Your reply suggests that your claims about physics aren't scientific at all, but merely some opinion you have. Our atmosphere is thick enough to burn up most debris that falls into earth's gravity. A meteor shattered into small enough pieces simply will not create the disastrous effect you suggest.
You wrote my assertions
"aren't scientific at all, but merely some opinion you have." Have you ever actually studied Science, studied the Philosophy of Science? If so I wonder whether you got a failing grade. Jacob Bronowski, a widely admired Physicist and Science educator wrote widely, on Science and the role of fact and opinion. One of his works was a play, emulating the form of Galileo's famous dialogue, the one that triggered the Pope to have him dragged to the Inquisition's torture chambers. Bronowski's play was entitled
The Abacus and The Rose: A dialogue on two world systems. In Galileo's dialogue the two protagonists were proponents of the Copernican and Ptolomeic models of the Universe, arguing over whether the Earth orbited the sun, or vice versa. In Bronowski's play the two proponents are a Scientist, and a Professor of Literature who is a Luddite who is completely and utterly ignorant of Science.
The reason I bring up Bronowski is that your comment almost exactly duplicates one of the assertions of the completely ignorant Luddite.

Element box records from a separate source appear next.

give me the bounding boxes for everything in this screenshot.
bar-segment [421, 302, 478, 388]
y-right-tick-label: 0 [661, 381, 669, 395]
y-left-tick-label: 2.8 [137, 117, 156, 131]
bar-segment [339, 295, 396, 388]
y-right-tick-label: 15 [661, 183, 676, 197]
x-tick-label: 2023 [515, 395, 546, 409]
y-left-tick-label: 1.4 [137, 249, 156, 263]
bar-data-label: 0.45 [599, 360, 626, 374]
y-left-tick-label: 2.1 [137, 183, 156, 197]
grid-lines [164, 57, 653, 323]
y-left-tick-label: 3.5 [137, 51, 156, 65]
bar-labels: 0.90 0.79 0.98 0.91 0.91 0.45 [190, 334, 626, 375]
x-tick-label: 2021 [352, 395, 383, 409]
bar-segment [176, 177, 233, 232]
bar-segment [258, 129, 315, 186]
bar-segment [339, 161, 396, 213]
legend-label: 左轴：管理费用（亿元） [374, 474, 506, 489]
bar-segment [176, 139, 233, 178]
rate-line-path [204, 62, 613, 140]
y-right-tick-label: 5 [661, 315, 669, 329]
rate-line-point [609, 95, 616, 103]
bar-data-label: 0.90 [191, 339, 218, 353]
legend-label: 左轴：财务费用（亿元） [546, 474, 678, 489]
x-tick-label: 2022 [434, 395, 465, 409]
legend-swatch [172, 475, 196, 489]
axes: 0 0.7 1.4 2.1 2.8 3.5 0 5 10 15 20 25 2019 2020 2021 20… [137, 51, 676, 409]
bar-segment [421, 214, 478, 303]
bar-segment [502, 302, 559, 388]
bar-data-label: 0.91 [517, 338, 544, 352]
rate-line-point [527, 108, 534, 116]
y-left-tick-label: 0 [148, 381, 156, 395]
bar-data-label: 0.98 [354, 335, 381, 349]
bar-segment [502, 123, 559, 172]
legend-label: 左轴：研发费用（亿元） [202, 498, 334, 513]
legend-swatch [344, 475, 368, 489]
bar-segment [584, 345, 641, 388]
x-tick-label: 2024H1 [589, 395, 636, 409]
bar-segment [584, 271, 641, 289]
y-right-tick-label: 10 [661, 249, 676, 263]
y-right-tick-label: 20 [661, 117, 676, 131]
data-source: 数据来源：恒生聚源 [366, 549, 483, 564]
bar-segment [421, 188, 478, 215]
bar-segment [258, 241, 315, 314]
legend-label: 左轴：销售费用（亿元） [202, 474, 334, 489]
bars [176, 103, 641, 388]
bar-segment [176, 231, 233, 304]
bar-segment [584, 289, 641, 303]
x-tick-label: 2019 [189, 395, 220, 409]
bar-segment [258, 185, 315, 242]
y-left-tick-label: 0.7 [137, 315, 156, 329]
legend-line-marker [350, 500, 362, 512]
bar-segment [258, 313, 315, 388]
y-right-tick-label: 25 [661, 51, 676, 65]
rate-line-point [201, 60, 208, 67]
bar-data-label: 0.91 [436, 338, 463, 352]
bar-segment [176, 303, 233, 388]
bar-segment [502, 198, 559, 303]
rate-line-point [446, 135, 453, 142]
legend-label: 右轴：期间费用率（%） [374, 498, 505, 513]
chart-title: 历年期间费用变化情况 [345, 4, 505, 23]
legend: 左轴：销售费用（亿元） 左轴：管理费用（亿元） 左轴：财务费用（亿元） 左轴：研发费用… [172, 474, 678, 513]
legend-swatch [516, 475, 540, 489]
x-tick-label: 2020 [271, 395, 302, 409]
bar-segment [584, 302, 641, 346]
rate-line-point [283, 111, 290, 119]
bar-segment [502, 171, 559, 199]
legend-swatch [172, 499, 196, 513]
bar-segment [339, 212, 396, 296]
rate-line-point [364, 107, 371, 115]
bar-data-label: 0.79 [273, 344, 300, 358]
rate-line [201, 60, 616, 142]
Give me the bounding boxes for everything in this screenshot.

The completely ignorant Luddite says Literature is Great because it leaves room for subtlety and ambiguity, while Science Sux, because it makes everything a Fact. Bronowski's Scientist explains there are no facts in Science, everything is a judgment -- or to use your term, an opinion.
Yes, what I wrote here was an opinion, just as what you wrote here. Scientific theories, Relativity, Continental Drift, Inherited traits, they are all just opinions. Intelligent people evaluate scientific opinions by how well thought out they are, and how well they are backed up.

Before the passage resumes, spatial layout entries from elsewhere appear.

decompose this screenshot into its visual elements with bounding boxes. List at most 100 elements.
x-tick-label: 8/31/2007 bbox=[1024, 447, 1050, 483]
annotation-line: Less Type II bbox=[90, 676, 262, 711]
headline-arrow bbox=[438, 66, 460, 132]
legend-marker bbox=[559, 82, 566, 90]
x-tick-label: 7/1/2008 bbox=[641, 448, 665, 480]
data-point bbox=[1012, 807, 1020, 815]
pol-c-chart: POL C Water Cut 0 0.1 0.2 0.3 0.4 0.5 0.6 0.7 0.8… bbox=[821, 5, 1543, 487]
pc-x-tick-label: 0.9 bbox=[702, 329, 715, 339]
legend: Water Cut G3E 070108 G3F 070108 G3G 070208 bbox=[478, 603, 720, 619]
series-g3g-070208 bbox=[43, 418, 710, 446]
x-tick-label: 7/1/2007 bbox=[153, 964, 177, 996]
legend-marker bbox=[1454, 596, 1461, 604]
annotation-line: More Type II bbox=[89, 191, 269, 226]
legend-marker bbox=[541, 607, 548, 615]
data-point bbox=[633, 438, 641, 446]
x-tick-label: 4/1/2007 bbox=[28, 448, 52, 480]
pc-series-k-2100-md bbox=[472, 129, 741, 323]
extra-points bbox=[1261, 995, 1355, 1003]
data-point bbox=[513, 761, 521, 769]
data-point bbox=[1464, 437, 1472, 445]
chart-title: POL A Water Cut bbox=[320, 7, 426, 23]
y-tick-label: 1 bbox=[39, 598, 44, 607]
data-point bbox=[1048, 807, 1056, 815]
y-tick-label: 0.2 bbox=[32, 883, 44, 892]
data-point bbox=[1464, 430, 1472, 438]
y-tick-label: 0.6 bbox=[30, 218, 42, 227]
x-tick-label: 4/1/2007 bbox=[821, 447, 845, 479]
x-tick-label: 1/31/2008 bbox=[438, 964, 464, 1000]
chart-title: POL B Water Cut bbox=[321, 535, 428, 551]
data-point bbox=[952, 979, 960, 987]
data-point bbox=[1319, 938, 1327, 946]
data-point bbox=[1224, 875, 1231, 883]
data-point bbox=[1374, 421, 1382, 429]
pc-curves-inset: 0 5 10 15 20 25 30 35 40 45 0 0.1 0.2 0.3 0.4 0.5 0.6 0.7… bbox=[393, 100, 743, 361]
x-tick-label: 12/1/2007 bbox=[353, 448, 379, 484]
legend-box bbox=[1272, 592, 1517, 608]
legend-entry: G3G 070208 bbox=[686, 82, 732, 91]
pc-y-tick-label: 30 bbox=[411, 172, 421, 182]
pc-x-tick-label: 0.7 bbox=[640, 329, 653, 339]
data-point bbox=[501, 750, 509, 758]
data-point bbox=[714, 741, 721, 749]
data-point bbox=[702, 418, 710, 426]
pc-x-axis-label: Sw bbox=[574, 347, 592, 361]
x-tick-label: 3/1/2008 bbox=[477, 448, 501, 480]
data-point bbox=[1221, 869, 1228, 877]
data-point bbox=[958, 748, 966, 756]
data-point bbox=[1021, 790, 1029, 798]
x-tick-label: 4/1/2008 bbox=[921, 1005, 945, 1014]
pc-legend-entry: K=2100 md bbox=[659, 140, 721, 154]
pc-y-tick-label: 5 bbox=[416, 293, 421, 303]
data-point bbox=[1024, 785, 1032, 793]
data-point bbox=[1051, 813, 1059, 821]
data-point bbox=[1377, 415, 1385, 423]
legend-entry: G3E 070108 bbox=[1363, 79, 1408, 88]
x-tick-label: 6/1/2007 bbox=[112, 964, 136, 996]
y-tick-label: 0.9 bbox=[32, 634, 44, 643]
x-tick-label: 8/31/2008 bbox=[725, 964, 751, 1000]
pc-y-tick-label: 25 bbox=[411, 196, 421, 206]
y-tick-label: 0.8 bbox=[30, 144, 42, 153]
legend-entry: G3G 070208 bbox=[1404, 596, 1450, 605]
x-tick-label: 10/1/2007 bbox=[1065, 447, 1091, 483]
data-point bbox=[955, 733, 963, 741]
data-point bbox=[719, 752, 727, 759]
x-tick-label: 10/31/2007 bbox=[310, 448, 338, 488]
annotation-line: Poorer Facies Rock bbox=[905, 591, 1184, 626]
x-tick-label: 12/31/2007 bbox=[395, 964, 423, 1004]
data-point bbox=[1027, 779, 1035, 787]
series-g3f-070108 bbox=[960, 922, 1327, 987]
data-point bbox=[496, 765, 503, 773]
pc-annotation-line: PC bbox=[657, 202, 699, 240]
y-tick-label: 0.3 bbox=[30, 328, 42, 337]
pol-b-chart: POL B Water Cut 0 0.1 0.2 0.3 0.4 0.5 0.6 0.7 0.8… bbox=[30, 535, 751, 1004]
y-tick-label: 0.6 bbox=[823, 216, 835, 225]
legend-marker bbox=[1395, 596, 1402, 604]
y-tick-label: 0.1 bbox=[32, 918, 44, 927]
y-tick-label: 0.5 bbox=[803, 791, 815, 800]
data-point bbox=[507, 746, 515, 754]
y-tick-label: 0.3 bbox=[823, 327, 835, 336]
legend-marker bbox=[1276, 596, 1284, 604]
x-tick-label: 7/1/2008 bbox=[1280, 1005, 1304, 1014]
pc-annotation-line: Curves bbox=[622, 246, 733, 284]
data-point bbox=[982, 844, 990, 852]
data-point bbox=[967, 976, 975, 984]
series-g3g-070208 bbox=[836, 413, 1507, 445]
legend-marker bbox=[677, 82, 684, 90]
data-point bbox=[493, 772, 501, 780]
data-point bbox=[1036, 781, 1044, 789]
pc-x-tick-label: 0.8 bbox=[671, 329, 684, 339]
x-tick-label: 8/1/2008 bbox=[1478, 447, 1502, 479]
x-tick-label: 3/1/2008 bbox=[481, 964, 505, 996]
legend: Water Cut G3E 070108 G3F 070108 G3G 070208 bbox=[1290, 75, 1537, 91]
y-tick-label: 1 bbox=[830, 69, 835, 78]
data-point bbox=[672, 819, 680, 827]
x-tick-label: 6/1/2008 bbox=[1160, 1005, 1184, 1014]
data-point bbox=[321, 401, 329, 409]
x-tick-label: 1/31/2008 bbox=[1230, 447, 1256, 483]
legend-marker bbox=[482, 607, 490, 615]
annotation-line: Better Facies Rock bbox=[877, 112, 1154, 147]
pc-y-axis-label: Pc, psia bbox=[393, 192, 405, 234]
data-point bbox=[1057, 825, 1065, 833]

Your dismissal of my opinion, without making any attempt to offer a refutation? How seriously should anyone take it?
Small meteors do burn up before they hit the ground. But we aren't talking about a single small meteor, or even dozens, or hundreds, or millions of small meteors.

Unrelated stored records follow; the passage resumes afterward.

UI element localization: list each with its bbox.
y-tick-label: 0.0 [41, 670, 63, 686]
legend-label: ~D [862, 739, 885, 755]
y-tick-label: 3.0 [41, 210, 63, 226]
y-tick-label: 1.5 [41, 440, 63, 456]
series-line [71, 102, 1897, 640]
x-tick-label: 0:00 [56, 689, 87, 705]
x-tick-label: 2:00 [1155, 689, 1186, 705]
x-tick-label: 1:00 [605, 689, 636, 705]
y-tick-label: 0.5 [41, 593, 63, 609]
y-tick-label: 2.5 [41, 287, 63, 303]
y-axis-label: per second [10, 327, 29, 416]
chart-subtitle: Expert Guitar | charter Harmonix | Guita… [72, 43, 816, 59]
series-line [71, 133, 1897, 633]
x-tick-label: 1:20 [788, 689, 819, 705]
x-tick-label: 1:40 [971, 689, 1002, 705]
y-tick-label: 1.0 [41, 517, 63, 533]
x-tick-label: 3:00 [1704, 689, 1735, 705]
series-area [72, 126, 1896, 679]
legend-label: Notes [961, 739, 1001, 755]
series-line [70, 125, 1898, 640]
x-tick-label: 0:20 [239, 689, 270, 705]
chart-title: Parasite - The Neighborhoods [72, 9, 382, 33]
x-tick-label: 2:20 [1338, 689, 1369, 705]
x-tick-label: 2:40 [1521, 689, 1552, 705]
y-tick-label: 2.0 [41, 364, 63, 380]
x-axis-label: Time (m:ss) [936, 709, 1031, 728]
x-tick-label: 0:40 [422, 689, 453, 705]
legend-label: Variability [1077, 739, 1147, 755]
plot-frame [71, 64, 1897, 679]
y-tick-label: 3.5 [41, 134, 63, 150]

Single small meteors burn up in the atmosphere, but that doesn't mean that their kinetic energy simply disappears. Some of the kinetic energy heats up and ionizes the air they pass through. Some of their kinetic energy is transferred to the air they pass through.
The
2008 TC3 event, and the
2014 AA event, were the first two times the arrival of meteors were predicted, before they struck. They were both only a few metres in diameter, and each weighed something like 80 tons.
https://en.wikipedia.org/wiki/2008_TC3,
https://en.wikipedia.org/wiki/2014_AA Tunguska was 60 to 190 metres in diameter. Volume is proportional to the cube of the dimensions, so, using the 190 metre diameter, Tunguska would outmass 2008TC3 and 2014AA by a factor of over 100,000 - over 8 million tons.
How large are the meteors we remember watching during a meteor shower, that appear about the brightness of a background star, for half a second or so? I frankly don't know, but I am going to suggest we pick between 100 grams and 10 kilograms. I suggest we call it 1 kilogram. Tunguska, broken up into a cloud of small meteors, would contain 8 million tons of 1 kg meteors, 8 million 1 kg meteors. In my post above you first challenged, I asked readers to consider a strike by a 10x Tunguska.
80 million meteors, striking essentially at the same time, would not be harmless, no matter what enthusiastic fans of the Armageddon movie might want to believe.